Where does the Opticus come from?
How did the term Opticus come to mean more than one?
When did the Opticus come into being?
Who suggested the idea?
Who became aware of their existence?
How many sausages did I have with my bacon and eggs this morning?
Why do people self-combust?
All these questions and more will be answered in this weeks edition of Ancient Tupperware Burrowing for Delinquent Greengrocers in Putney, Not available in Finland.
It is believed that the first known recognition of the existence of the Opticus came when one of the Earth’s inhabitants happened to suggest to his friend that he might like to build an Opticus. This ensured a debate would follow on shark fishing in Alaska, being an Arctic Fox, Paul, is very much like making love to a beautiful reincarnation.
I’M BACK!
Walter had left his new found friends and was now standing on a strangely deserted station platform. He immediately recognised it as one he used to come to when he was a small boy on holiday in the country. Everything seemed strangely out of place, things looked different, flowers were different colours, the air smelt slightly toxic and even the bird song was strangely unmusical. Walter was still a small boy and this made his anxiety even worse. His doubts about the place were confirmed when a large brown blue bottle on stilts came round the coroner. It approached him at the speed of sound.

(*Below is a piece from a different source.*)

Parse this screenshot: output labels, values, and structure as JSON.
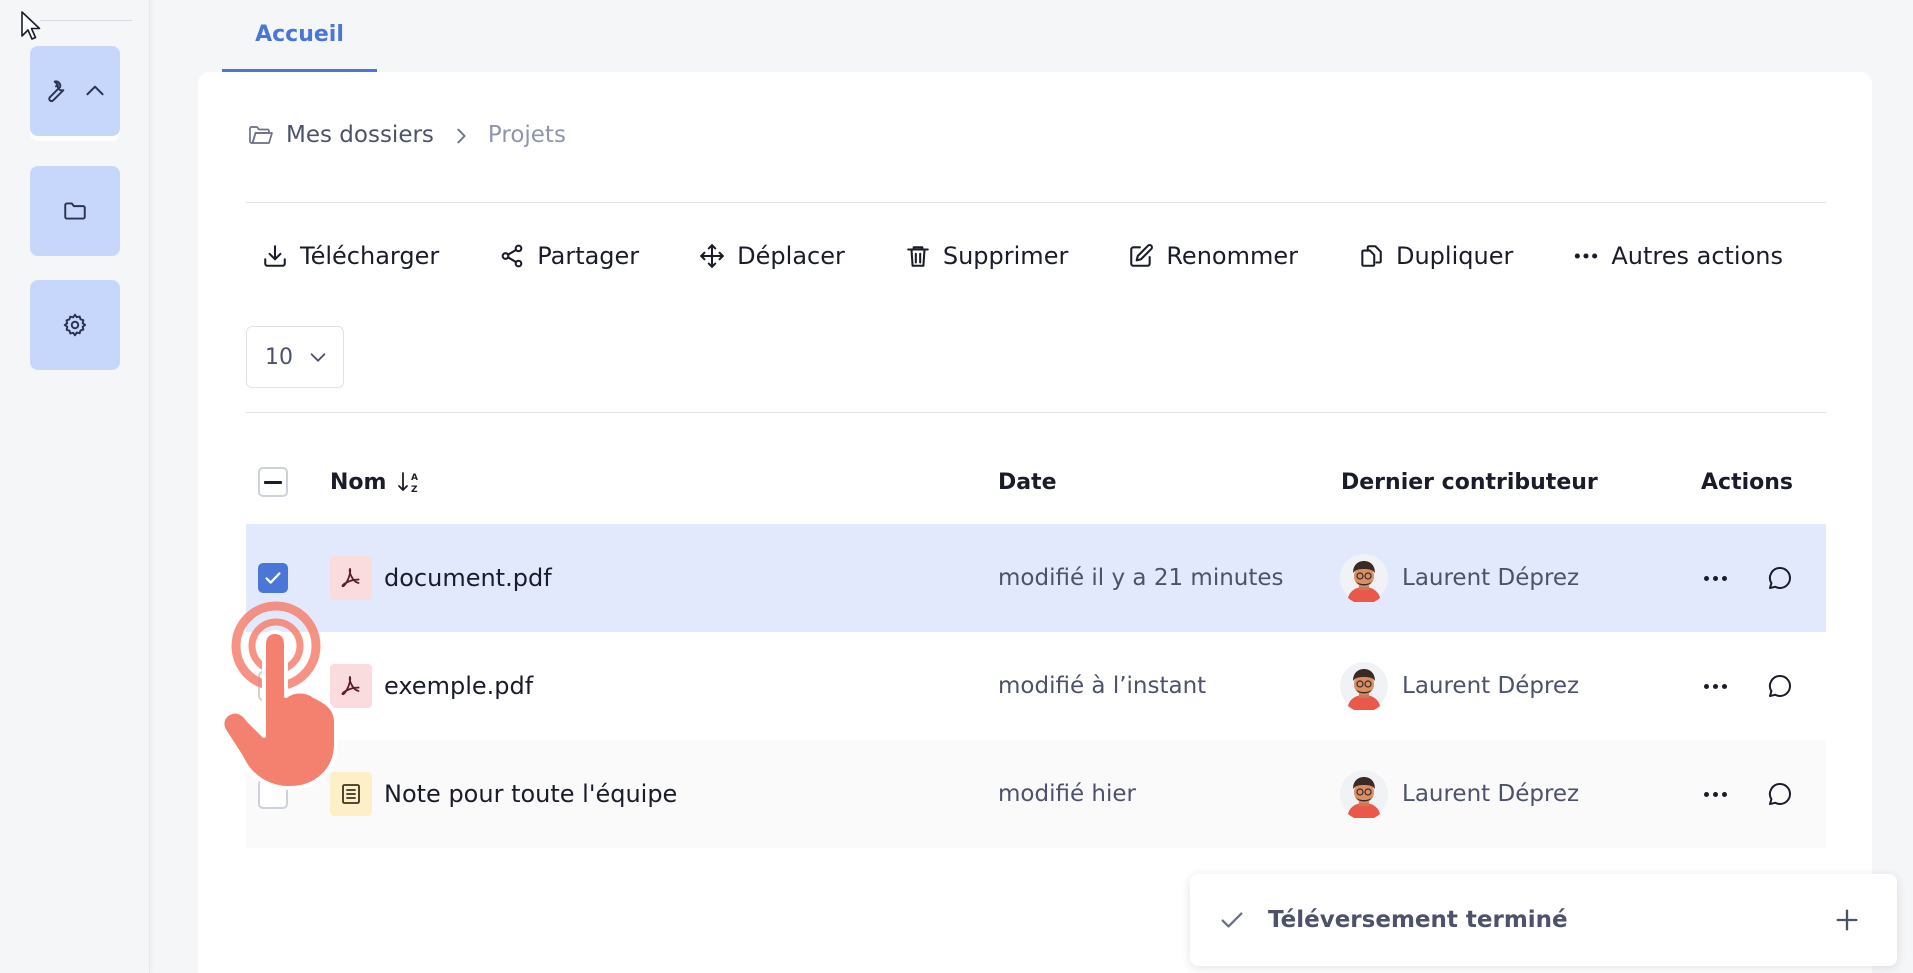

“Yo most be Wolter” It said like a country bumpkin with it’s head in Muller Yoghurt
“That’s me” Walter replied
“Yo or to com wit os” It cried like a small marsupial first discovering it’s mother’s milk. “Yo or to be cortinad acros the rode, incayse yo git ron over.” Walter had nothing else to do so he preceded to follow this strange being out of the station and across the road. Strange, Walter thought, there was no sign of anyone.
“Where is everybody?” Walter asked to no-one in particular, realising his escort had disappeared like a showling monk trying to find his Koran.
“There is nobody”, a well manicured voice replied, “Human life never evolved in this dimension”
“Then who built the station?” Walter asked
“Ah, we stole it from your dimension, we admire your fine art with much admiration.”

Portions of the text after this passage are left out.